In an almost metaphorical way, the title track ‘Big Balloon’ creates a sense of joy and full on enjoyment similar to what a young child may feel when finding a balloon to play with for the first time. However soon after this, rock influenced guitar riffs and extremely catchy vocal hooks combine together, giving you the sense that with this album you may need to expect the unexpected.
Moving onto Track 2 ‘Baskin’, a similar rocky feel is created but the lyrics are nowhere near as catchy and to be honest, the way they sit in the mix certainly gives the impression of the instruments being the star of the track. This style of mix can also be heard in Track 3 ‘Combo Box,’ however, the lyrics are slightly more centre stage this time and keep you guessing as to what will come next. Equally, the same can be said for the accompanying music which jumps between the previous styles but with the introduction of at least two others and going into Track 4, ‘Same Plane Dream,’ you realise you have two options: continue listening to a musical version of organised chaos or switch off.
Being musically open, I chose the former and actually, once you adjust to the fact there will be a plethora of surprises to catch you out, the musical chaos begins to make sense. Unexpectly, this mental change makes you realise that what Dutch Uncles are doing is actually really clever.
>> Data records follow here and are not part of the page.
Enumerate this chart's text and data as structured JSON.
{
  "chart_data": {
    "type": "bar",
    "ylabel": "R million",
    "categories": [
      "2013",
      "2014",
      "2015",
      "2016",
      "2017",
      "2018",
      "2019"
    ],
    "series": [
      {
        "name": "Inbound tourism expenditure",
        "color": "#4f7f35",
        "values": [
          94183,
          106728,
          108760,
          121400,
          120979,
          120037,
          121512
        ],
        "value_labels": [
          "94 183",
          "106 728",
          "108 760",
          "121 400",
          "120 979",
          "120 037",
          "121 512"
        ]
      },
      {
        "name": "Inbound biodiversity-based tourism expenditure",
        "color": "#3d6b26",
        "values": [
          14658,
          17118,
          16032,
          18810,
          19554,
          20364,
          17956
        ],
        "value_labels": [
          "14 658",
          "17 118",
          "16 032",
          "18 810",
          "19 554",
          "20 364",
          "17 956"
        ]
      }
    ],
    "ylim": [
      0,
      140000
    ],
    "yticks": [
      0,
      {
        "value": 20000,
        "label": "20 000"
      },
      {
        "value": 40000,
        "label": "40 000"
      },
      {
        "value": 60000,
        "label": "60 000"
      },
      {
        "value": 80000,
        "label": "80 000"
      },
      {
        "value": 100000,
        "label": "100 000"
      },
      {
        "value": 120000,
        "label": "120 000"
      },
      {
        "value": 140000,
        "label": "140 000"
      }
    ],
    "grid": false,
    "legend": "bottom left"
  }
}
This is especially the case in the opening of the track as there isn’t a clear beat due to heavily syncopated synth bass riffs which only disappear to make way for a highly unexpected chorus in 4/4. It’s a true highlight.
Reaching the halfway point, Track 5 ‘Achameleon’ yet again shows how diverse Dutch Uncles’ influences are. The introduction this time isn’t a rock inspired one, but one with a slightly jazzy feel. This atmosphere – created by the piano chord riff – gives you the impression that the track may not be as full on as everything before it, and in another surprise, this is exactly the case. Featuring only a piano, a cello and a solo vocal line, the track is very sparse and it is only when an unexpected pizzicato violin melody is combined with scat inspired vocals that you realise it is from the same artist.
Moving into the second half of the album, Track 6 ‘Hiccup’ features similar ideas to the previous tracks, such as funk style guitar riffs and the use of heavy syncopation but the style influences are even wider. I actually lost count of how many there were and while I may have been close to getting auditory indigestion, it is a great track. Following this Dutch Uncles we hear Track 7 ‘Streetlight’, which introduces us to minimalism. The use of this influence in the opening – which is highly reminiscent of Steve Reich’s New York Counterpoint – is brilliantly effective and the use of cross-panned repeating ideas help to conjure up the image of busy roads.
Unfortunately, the same can not be said as we get into the final few tracks with Track 8 ‘Oh Yeah’ or Track 9 ‘Sink’ seeming to not really add anything to the album and be rather forgettable. Thankfully, the final track ‘Overton’ sees a return of all the best bits from the tracks that precede it making you realise that while the ‘Big Balloon’ may deflate at times, at others, it is crammed full of musical energy, ready to burst.